Before I could even ask about the tradition of heating the cognac snifter before serving, he had another good laugh.
"That's not the best way to enjoy cognac," he said of the glass-heating ritual. "Do that and what you get when you put your nose in the glass is a big whiff of alcohol. The wonderful complexity, especially of an older cognac, is completely lost."
He went on to say that the ice served to tame the smell of alcohol and allowed the nuance of fine cognac to shine. Over ice, the cognac exhibited a floral note with aromas of dried fruits and spice. And the fire on the palate was subdued, reducing the burn on the finish.

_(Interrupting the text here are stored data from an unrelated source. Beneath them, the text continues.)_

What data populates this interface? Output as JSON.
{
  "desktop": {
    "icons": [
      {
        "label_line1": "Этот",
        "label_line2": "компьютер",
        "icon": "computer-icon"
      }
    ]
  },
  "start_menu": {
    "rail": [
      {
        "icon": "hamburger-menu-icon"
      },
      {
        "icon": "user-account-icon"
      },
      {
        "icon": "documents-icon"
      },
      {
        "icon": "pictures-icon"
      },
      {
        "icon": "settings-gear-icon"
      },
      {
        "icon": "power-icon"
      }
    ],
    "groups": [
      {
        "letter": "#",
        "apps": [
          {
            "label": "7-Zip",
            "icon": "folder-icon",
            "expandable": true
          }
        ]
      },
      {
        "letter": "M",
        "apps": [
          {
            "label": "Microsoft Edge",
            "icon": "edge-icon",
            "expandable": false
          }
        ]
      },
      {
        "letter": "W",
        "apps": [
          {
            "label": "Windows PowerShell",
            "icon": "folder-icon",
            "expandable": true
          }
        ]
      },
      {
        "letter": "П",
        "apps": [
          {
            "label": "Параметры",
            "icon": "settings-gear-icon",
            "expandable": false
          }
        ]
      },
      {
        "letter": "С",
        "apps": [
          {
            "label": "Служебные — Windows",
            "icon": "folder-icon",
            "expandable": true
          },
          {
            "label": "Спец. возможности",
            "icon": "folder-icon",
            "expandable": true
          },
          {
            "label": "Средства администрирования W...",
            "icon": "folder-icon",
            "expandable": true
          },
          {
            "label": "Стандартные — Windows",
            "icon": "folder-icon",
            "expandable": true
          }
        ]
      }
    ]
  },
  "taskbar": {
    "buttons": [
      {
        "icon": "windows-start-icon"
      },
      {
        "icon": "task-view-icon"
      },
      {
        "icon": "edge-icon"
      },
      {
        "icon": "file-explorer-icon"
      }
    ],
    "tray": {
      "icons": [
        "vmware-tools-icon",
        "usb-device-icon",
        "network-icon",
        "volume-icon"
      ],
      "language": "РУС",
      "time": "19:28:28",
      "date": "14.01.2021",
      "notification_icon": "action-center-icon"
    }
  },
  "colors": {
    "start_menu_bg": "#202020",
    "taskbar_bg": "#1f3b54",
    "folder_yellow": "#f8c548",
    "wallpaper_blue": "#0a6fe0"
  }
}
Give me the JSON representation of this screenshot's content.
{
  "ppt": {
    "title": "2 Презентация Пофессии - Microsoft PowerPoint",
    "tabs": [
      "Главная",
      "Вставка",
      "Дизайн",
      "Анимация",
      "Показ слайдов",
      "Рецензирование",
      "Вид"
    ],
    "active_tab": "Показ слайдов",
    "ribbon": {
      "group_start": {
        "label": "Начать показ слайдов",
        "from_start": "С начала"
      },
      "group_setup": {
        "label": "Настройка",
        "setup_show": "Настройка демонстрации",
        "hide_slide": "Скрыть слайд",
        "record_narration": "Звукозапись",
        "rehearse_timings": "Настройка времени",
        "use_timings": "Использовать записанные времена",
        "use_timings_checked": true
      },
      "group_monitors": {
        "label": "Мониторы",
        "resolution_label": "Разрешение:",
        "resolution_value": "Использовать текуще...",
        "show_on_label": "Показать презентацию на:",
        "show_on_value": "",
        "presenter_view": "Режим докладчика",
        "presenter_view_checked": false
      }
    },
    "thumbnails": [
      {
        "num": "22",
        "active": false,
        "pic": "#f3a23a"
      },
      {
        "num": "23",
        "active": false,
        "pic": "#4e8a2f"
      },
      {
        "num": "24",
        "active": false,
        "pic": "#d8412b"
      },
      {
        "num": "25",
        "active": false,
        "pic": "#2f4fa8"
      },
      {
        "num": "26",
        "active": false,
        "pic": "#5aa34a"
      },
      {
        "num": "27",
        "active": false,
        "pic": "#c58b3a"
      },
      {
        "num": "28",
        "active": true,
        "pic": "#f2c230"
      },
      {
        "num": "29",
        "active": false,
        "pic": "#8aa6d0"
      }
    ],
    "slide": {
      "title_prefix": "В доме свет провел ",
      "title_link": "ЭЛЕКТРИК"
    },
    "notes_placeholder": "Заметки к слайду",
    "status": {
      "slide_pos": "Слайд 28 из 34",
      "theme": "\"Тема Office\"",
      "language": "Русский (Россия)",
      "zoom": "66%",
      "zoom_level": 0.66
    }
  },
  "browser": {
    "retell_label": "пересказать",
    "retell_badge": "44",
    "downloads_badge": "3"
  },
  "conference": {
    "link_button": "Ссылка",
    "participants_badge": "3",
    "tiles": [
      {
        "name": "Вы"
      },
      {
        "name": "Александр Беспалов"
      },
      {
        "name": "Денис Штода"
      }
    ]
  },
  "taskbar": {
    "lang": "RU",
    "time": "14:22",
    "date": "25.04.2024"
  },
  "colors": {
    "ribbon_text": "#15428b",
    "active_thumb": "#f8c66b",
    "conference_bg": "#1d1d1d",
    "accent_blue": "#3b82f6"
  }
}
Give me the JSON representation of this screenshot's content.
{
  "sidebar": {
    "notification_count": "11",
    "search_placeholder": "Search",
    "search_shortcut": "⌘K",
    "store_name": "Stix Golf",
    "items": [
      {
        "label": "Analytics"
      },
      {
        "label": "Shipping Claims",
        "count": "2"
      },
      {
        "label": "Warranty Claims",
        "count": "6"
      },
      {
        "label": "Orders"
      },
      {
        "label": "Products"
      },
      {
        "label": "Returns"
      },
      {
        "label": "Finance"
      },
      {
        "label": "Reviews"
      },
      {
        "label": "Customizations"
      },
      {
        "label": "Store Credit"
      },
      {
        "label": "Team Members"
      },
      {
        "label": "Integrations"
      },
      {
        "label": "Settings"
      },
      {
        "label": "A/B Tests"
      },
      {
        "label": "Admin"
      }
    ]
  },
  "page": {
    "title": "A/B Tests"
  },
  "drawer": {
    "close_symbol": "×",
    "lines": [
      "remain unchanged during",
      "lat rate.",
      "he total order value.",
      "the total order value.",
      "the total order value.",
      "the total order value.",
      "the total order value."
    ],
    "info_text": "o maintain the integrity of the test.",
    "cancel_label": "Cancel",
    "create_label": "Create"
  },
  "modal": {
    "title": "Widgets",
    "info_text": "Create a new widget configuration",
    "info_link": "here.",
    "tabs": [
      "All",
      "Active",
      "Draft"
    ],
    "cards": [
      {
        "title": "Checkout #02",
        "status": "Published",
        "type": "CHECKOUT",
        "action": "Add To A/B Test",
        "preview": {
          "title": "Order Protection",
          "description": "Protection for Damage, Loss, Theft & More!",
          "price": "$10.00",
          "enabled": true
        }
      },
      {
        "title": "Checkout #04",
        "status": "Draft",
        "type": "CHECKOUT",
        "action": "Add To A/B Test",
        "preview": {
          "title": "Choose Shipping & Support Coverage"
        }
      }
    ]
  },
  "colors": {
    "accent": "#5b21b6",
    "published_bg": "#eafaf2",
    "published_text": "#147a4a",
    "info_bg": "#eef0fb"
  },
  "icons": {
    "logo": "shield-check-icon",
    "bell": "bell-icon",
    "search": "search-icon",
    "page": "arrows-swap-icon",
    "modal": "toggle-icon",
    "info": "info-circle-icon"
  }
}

In the years since I've kept my dirty little secret, sharing it only with close friends I thought might appreciate the beauty of aged cognac. But I've just learned that Hennessy recently commissioned architect Paul McClean to design a Hennessy X.O ice bucket, which was unveiled at an event last week in Beverly Hills, California.
Now that the word is out, you, too, can shock and amaze your dinner guests with that most surprising cocktail.